Las maniobras militares que la armada rusa llevó a cabo a principios del pasado mes de junio en aguas caribeñas son un poderoso recordatorio del alcance de Rusia más allá de su tradicional zona de influencia.
El 12 de junio arribaron al puerto de La Habana la fragata Almirante Gorshkov y el submarino nuclear Kazan. Ambos fueron la punta de lanza de una serie de embarcaciones y aeronaves que el Ejército ruso mandó al Caribe para realizar ejercicios militares y que encontraron refugio en los muelles de Cuba y Venezuela.
Si bien no es la primera vez que buques rusos se aventuran en esta región, resulta inevitable ligar esta última incursión a los acontecimientos en la guerra de Ucrania y, más concretamente, a la autorización de la Casa Blanca para usar armas norteamericanas —excluidas, eso sí, las de largo alcance— en suelo ruso.
El propio Vladímir Putin habló, además, de «medidas asimétricas» en respuesta a este nuevo paso dado por Washington. O dicho en román paladino: si tú intervienes en mi esfera de influencia, yo también intervengo en la tuya.
Esta reciprocidad simbólica nos retrotrae a unos tiempos en los que dos superpotencias nucleares se disputaban el control, directo o indirecto, de distintas zonas del mundo. Recordemos que en América Latina, en tanto que retaguardia estratégica de Estados Unidos, la Unión Soviética buscó estrechar lazos políticos, económicos y militares con diferentes países y grupos revolucionarios, siendo la “crisis de los misiles de Cuba” el paradigma de aquella política.
Tras el paréntesis que supusieron los años noventa para Rusia, traumáticos en la medida en que su genoma económico y político se vio alterado y se laminó su condición de superpotencia, el gigante euroasiático ha actualizado su amplia panoplia de tácticas para recuperar la relevancia perdida.

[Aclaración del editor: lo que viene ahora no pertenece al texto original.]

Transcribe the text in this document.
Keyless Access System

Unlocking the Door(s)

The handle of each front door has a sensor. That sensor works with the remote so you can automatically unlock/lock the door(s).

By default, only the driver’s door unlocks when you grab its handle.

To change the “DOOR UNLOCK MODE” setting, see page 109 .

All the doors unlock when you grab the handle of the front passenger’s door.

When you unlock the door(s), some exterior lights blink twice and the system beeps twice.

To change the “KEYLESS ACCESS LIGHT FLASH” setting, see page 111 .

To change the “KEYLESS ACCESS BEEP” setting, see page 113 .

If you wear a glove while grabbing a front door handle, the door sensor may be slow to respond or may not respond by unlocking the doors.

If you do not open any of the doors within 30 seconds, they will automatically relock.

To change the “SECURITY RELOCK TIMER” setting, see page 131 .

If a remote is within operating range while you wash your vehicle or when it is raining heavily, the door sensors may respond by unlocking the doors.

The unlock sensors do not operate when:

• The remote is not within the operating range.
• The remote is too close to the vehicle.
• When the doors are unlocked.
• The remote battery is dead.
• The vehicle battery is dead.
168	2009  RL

Así, en 2019 ayudó a Venezuela a sortear las sanciones económicas impuestas a su sector petrolífero a través de Rosneft; varios países latinoamericanos, incluyendo a Brasil, han matizado su posición con respecto a la guerra en Ucrania por su fuerte dependencia de los fertilizantes rusos; y el pasado mes de febrero Moscú vetó sus importaciones de banano ecuatoriano tras las sospechas de que el Gobierno de Noboa estuviera enviando a Kiev armamento de origen soviético. Y ni que decir tiene su influencia mediática, donde cadenas como Russia Today o Sputnik Mundo han contribuido a propagar la cosmovisión del Kremlin por toda la región.

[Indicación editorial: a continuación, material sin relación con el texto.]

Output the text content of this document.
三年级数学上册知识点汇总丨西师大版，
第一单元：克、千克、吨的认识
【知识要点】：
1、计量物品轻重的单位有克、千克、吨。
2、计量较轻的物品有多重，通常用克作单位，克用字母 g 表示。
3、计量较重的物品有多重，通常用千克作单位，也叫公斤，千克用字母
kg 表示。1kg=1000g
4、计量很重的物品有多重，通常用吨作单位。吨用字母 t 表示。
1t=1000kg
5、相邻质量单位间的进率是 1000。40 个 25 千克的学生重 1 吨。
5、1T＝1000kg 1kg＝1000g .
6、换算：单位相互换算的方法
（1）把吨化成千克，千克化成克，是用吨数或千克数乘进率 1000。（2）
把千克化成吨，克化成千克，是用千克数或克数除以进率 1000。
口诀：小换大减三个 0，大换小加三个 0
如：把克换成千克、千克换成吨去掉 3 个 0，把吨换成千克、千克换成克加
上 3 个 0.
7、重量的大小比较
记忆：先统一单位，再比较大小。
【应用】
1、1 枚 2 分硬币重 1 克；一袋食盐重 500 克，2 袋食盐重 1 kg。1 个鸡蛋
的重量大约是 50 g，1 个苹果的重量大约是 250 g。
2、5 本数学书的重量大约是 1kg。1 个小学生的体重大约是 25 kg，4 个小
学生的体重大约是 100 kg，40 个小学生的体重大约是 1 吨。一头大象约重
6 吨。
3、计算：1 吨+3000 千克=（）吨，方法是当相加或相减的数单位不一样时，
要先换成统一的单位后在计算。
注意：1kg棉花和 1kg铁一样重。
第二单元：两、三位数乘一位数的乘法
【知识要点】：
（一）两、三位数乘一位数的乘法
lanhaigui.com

A pesar de todo ello, es justo reconocer que América Latina sigue siendo reacia a comprometerse en esta competición entre bloques al menos en materia militar. Ni se han construido bases militares ni se le ha dado acceso a Rusia a las propias.
Tampoco se ha autorizado el despliegue de armas estratégicas, no digamos ya de armamento nuclear, prohibido por el tratado de Tlatelolco de 1967. Todo ello no excluye el hecho de que existe una tímida cooperación militar con Moscú en lo que concierne a la importación de armas, lucha contra el narcotráfico, visitas navales y la manifestación de actitudes coercitivas hacia un Estado fronterizo, como fue el caso de Venezuela con Guyana por el Esequibo.
No debe cundir el pánico, pues no estamos ni mucho menos cerca de un enfrentamiento directo entre EE. UU. y Rusia en territorio americano; ni a la segunda le convendría abrir otro frente, ni sus aliados saldrían de esta cómoda ambigüedad en la que se mueven actualmente para enemistarse con Washington.
Pero no está de más interpretar las recientes acciones rusas en el Caribe como una declaración de intenciones: Rusia no se encuentra aislada globalmente, se siente cómoda operando en el hemisferio occidental y las consecuencias de la escalada militar en Ucrania no tienen por qué circunscribirse a suelo europeo.